Voting closed on Monday after the International Alliance of Theatrical Stage Employees and Disney/Marvel reached a stipulated election agreement last month. According to today’s announcement from IATSE, there was a “high turnout” from the roughly 50 Marvel employees, which includes jobs such as VFX coordinators and data wranglers. The result was expected, as a supermajority of these workers has already signed authorization cards indicating they wish to be represented by the union. The next step for the union is to engage in collective bargaining negotiations with the studio to draft a union contract. A date for these negotiations has yet to be scheduled.
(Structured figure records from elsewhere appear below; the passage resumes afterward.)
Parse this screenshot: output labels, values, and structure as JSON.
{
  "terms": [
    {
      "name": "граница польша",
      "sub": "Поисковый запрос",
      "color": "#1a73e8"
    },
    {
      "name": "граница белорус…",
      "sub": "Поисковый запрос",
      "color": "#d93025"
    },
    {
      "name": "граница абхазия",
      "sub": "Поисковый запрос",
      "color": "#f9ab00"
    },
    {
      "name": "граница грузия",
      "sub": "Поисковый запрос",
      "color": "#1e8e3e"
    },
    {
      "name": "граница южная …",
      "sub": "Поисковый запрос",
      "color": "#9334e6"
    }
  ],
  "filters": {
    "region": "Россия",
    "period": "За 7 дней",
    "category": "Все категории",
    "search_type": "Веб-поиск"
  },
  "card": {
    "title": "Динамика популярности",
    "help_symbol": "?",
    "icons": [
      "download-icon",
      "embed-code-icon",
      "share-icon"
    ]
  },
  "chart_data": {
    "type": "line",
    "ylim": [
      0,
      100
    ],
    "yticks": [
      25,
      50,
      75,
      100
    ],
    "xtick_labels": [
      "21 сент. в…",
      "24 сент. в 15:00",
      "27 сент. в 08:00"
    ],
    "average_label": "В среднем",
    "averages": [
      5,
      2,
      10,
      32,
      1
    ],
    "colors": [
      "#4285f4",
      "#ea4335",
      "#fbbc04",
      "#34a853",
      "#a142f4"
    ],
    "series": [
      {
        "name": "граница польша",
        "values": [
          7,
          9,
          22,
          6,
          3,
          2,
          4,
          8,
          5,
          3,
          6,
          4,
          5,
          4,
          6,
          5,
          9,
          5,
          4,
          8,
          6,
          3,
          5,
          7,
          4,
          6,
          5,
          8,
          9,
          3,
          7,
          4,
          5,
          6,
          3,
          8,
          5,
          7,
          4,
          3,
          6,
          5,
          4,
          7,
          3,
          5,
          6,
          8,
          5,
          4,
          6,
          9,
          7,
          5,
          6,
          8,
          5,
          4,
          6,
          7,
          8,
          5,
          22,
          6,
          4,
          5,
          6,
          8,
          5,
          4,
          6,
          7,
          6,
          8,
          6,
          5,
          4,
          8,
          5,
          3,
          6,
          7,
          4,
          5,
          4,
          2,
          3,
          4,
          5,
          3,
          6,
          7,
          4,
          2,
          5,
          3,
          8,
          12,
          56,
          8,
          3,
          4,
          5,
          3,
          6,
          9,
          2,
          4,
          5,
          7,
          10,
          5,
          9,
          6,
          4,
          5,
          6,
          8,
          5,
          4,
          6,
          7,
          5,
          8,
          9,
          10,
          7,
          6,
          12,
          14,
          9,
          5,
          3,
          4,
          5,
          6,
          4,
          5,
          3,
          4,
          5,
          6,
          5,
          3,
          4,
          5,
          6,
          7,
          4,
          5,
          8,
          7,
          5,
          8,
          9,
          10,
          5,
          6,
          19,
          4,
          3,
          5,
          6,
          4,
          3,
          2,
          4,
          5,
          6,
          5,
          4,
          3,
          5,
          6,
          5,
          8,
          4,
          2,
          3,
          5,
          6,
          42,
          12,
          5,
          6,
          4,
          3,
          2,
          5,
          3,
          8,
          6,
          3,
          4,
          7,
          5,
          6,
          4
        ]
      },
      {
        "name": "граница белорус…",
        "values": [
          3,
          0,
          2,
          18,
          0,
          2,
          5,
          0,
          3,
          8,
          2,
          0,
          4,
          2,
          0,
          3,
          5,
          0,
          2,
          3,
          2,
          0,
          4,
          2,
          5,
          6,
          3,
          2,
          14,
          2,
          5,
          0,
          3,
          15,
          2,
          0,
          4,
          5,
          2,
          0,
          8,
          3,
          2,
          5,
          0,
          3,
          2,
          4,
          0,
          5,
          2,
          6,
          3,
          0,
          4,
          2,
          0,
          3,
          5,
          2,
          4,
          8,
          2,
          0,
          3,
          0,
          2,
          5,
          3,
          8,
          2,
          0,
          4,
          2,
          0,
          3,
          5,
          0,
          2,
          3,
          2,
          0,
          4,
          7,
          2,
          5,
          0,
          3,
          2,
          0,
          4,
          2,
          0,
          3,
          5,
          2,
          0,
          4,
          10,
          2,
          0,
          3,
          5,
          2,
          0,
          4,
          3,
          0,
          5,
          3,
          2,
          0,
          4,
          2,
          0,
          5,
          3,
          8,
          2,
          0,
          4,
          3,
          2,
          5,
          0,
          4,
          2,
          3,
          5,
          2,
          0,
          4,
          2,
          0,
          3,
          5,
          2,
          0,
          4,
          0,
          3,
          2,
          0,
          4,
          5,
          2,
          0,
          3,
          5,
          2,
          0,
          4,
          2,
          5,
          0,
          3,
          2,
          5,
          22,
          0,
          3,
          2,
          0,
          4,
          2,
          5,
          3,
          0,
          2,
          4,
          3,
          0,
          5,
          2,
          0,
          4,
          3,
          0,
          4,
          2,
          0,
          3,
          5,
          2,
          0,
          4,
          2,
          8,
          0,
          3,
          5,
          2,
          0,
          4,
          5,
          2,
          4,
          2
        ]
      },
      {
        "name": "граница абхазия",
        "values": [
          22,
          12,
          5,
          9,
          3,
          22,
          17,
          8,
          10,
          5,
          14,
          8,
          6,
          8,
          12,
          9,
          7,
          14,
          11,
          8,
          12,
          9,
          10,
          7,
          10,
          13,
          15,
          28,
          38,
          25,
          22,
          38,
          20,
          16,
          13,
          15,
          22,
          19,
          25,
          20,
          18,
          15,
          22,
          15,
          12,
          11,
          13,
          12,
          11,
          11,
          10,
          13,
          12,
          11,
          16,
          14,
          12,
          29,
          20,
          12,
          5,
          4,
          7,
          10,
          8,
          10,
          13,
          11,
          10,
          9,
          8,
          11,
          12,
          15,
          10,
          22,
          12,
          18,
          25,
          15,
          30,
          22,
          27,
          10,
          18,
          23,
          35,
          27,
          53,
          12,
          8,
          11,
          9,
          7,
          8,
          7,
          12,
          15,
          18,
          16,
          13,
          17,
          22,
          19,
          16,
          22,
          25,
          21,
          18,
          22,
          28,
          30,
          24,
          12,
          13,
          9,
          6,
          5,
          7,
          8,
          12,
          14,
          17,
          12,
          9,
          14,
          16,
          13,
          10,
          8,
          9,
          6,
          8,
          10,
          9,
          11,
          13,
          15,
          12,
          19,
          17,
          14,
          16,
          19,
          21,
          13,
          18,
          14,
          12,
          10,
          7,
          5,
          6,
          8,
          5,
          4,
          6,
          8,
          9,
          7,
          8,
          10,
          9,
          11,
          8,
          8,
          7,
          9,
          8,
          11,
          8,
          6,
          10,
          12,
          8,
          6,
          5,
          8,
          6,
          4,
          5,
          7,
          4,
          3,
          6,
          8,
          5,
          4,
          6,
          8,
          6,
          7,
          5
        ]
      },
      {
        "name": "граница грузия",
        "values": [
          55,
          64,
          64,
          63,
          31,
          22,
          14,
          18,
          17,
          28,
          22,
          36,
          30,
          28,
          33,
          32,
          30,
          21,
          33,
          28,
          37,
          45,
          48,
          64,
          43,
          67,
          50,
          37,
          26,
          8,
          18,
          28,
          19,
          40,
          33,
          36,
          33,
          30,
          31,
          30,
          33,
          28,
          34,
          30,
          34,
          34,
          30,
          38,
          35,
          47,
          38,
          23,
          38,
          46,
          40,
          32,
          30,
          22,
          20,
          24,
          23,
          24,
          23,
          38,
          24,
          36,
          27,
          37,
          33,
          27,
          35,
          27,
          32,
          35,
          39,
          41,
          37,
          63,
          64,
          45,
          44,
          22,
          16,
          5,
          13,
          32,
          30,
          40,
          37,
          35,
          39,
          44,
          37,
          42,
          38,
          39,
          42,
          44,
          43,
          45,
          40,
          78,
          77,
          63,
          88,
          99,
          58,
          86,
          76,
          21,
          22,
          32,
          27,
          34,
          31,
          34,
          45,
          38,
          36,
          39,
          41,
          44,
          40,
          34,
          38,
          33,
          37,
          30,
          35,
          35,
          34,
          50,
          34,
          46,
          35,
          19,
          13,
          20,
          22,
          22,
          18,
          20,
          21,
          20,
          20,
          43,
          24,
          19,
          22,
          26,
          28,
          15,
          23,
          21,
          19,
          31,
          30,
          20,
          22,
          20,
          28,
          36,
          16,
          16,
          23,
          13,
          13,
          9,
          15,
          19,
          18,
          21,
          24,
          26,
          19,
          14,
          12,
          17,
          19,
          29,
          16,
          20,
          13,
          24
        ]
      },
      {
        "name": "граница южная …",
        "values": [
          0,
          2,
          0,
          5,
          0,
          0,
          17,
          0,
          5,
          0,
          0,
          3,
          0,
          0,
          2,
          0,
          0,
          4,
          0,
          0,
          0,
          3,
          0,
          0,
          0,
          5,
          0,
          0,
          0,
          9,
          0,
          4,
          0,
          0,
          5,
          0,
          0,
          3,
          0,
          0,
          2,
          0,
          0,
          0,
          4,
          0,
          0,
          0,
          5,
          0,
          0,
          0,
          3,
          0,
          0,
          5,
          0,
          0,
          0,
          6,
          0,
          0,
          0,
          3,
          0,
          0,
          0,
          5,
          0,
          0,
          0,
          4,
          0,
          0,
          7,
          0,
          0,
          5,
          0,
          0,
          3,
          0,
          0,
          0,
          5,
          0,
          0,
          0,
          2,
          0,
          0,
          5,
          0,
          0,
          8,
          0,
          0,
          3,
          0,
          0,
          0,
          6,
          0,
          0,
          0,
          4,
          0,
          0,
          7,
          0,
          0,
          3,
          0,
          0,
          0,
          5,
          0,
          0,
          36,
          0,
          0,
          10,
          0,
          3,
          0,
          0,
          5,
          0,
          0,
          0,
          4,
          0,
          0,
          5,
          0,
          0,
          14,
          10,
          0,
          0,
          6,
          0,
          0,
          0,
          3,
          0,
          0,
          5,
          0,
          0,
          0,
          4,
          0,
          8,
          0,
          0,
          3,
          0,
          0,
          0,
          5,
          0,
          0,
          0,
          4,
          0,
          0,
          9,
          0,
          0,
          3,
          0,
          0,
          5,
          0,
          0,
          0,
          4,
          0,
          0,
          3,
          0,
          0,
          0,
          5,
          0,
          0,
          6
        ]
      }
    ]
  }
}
More from The Hollywood Reporter

Roughly 18 staffers that work in VFX at Walt Disney Pictures also are voting on unionization; that vote began Friday and runs through Oct. 2. In both cases, this includes those employed directly by the studio. It doesn’t include the thousands of artists who work on Marvel and Disney movies through third-party VFX companies.

With these elections, IATSE wishes to form a new, broad national VFX Local that it hopes to launch before the end of the year.

IATSE organizer Mark Patch says the aim would be to have members of such a local work under the Basic Agreement contract already used by entertainment workers in 13 locals including the International Cinematographers Guild (Local 600), Motion Picture Editors Guild (Local 700) and Art Directors Guild (Local 800). The current Basic Agreement expires in 2024, and negotiations for a new contract are expected to begin next March.

“Today, VFX workers at Marvel Studios spoke with a unanimous, collective voice, demanding fair pay for the hours they work, health care, a safe and sustainable working environment, and respect for the work they do,” says Patch. “There could be no stronger statement highlighting the overwhelming need for us to continue our work and bring union protections and standards to all VFX workers across the industry. And there could be no stronger example of the courage and solidarity of these workers than each and every one of them declaring, ‘Union yes!'”

The Marvel vote comes after a tumultuous several months in this field. In March, Marvel fired Victoria Alonso, who oversaw VFX at the studio, though the departure was said to be over issues unrelated to those duties. Marvel also made headlines when anonymous VFX pros complained about untenable working conditions, including long hours and seven-day work weeks.

These concerns, as well as unpaid overtime, credits, wages and retirement benefits, are among the key issues identified by VFX workers that would like to see change.

Several Marvel employees released statements with today’s announcement. Said Marvel VFX coordinator Sarah Kazuko Chow, “I grew up dreaming of working on Marvel films, so when I started my first job at Marvel, I felt like I couldn’t complain about the unpaid overtime, the lack of meal breaks, and the incredible pressure put on VFX teams to meet deadlines because I was just supposed to be grateful to be here at all. But the reality is that every worker deserves rights.”

A decade ago, following the bankruptcy of the Rhythm & Hues in the wake of finishing its Oscar-winning work on Life of Pi, the VFX industry actively explored the potential of a union as well as other efforts to change what is viewed in the community as a broken business model.